I’d like to parametrize DS_ID at catalog.yml per each run at production. The only possibility I found is as follows:

  • register TemplatedConfigLoader at hooks
  • create conf/concrete_ds_id/globals.yml folder on the flight and pass --env concrete_ds_id to run.

Is there a better way?

I found the ProjectContext._get_pipelines method. Seems like it can solve the problem. The question how good is an idea to rely on overriding a protected method?

  1. Next thing. I’d like to compose a pipeline based on fetched CSV files. I’d like to see each of them as an input to a node. But I have no access to catalog items at ProjectHooks to create nodes dynamically at register_pipelines . How to do that?

Sounds like you are on the right track.
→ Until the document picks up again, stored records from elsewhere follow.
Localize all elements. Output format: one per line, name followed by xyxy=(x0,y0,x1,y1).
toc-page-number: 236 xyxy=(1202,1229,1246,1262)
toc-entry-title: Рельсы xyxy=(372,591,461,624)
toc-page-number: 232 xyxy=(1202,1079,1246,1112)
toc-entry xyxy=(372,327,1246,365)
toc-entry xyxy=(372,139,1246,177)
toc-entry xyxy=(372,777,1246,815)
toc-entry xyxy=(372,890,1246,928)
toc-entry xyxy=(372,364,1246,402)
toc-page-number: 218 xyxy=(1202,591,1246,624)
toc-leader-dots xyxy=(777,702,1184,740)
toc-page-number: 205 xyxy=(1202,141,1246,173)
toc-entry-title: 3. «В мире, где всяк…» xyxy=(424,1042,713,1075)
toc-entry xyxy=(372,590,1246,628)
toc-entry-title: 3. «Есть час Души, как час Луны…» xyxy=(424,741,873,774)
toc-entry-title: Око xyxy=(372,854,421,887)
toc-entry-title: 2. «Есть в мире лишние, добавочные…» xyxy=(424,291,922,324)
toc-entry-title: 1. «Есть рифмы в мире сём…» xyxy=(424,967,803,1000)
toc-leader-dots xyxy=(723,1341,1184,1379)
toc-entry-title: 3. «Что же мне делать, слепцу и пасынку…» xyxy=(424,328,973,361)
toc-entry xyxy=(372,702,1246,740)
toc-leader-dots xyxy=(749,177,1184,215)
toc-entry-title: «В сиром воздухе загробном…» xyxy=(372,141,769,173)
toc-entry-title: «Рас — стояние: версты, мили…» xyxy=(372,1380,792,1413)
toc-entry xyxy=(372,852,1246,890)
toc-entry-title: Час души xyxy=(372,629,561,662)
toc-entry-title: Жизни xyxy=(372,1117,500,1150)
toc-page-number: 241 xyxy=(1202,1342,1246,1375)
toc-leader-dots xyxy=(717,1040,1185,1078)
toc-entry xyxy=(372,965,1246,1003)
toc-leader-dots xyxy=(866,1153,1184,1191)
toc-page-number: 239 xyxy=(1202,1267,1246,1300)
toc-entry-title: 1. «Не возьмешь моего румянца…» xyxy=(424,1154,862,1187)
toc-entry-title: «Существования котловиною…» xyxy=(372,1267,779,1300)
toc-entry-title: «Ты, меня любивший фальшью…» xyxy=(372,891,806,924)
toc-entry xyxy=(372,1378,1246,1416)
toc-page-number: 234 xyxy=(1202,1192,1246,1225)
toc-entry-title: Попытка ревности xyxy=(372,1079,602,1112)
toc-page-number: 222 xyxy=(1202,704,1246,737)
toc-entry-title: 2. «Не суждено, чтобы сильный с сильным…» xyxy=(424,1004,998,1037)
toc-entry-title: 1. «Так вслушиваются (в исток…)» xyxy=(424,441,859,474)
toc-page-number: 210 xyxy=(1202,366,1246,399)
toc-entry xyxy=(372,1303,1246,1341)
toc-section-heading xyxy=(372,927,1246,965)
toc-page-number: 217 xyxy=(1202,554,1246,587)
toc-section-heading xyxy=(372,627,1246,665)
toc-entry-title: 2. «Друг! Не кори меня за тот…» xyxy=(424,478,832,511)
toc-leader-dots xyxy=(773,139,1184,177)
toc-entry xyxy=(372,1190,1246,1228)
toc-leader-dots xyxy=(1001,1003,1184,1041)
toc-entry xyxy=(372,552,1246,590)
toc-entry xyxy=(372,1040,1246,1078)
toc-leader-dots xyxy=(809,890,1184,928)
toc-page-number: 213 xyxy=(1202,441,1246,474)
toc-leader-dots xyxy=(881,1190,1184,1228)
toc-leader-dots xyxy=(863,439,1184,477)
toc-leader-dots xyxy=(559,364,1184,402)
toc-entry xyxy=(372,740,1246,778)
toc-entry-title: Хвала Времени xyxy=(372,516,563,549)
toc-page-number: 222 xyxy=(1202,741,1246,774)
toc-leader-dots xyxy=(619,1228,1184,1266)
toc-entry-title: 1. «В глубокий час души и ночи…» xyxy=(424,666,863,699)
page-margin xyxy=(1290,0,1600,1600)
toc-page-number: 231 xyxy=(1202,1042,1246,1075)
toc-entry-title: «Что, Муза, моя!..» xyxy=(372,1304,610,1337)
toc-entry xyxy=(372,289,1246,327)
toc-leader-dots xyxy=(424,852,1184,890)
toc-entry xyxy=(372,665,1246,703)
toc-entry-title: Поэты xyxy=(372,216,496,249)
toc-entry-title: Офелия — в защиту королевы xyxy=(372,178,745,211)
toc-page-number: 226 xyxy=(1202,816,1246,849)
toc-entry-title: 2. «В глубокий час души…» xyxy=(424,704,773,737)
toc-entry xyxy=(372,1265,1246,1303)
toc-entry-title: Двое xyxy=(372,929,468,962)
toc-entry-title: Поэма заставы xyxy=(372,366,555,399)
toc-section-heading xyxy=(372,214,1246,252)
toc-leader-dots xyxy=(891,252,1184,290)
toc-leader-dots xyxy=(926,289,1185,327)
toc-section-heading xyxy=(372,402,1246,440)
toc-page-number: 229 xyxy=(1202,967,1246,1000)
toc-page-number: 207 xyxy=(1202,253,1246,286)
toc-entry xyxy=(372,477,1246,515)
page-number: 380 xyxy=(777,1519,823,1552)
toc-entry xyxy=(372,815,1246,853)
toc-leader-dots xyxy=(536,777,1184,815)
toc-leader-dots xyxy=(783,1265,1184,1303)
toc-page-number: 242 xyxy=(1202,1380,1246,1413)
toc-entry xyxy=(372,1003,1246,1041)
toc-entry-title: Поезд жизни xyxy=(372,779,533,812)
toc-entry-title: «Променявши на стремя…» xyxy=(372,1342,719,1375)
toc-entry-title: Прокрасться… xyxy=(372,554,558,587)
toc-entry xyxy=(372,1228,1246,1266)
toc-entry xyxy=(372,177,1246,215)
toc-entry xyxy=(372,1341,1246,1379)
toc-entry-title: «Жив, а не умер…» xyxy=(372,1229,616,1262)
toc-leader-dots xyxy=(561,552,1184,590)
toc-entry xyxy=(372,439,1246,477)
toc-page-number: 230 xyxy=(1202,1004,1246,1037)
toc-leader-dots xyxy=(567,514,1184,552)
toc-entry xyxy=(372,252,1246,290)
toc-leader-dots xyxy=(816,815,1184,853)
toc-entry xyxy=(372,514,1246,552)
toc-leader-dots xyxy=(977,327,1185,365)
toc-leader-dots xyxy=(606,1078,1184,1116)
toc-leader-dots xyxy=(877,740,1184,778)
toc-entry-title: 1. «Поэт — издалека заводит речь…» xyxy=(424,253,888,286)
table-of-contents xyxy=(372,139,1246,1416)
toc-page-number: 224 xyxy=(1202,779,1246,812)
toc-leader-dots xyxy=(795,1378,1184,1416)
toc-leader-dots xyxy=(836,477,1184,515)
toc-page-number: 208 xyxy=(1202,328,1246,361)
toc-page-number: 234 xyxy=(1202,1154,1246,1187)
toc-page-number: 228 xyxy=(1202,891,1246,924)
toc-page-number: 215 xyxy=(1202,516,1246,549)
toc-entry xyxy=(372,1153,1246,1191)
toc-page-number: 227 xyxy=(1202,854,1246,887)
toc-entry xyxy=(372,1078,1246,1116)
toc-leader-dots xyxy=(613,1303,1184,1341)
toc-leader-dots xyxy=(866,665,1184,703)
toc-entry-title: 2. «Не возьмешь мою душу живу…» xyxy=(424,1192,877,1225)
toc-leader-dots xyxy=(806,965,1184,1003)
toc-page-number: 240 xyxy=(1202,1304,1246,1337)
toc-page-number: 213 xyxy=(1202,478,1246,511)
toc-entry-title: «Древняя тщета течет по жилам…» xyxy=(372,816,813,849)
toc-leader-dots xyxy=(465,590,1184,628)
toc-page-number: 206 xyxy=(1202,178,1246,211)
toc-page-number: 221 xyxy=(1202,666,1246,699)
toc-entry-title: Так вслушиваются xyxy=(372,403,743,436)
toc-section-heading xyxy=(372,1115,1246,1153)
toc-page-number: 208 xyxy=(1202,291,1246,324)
Another idea that comes to mind is a custom runner. I am thinking about Lorena’s BatchRunner. The way it works is that you submit one pipeline run, then it watches nodes to be completed and submits new batch jobs as they are ready kinda like kedro run --nodes my_node.

Your use case may be in a similar vein. You want to submit a job that does some thinking, then submits pipeline runs in succession until the problem is complete.

https://kedro.readthedocs.io/en/stable/10_deployment/07_aws_batch.html

re-reading your problem 1. again. There might be a simpler less elegant solution. What if your first node collected the list of csv’s. Then the second node returned a dictionary or list of DataFrames.

This way may require you to utilize a PickleDataSet or MemoryDataSet over a dataset designed for tabular data for at least one step.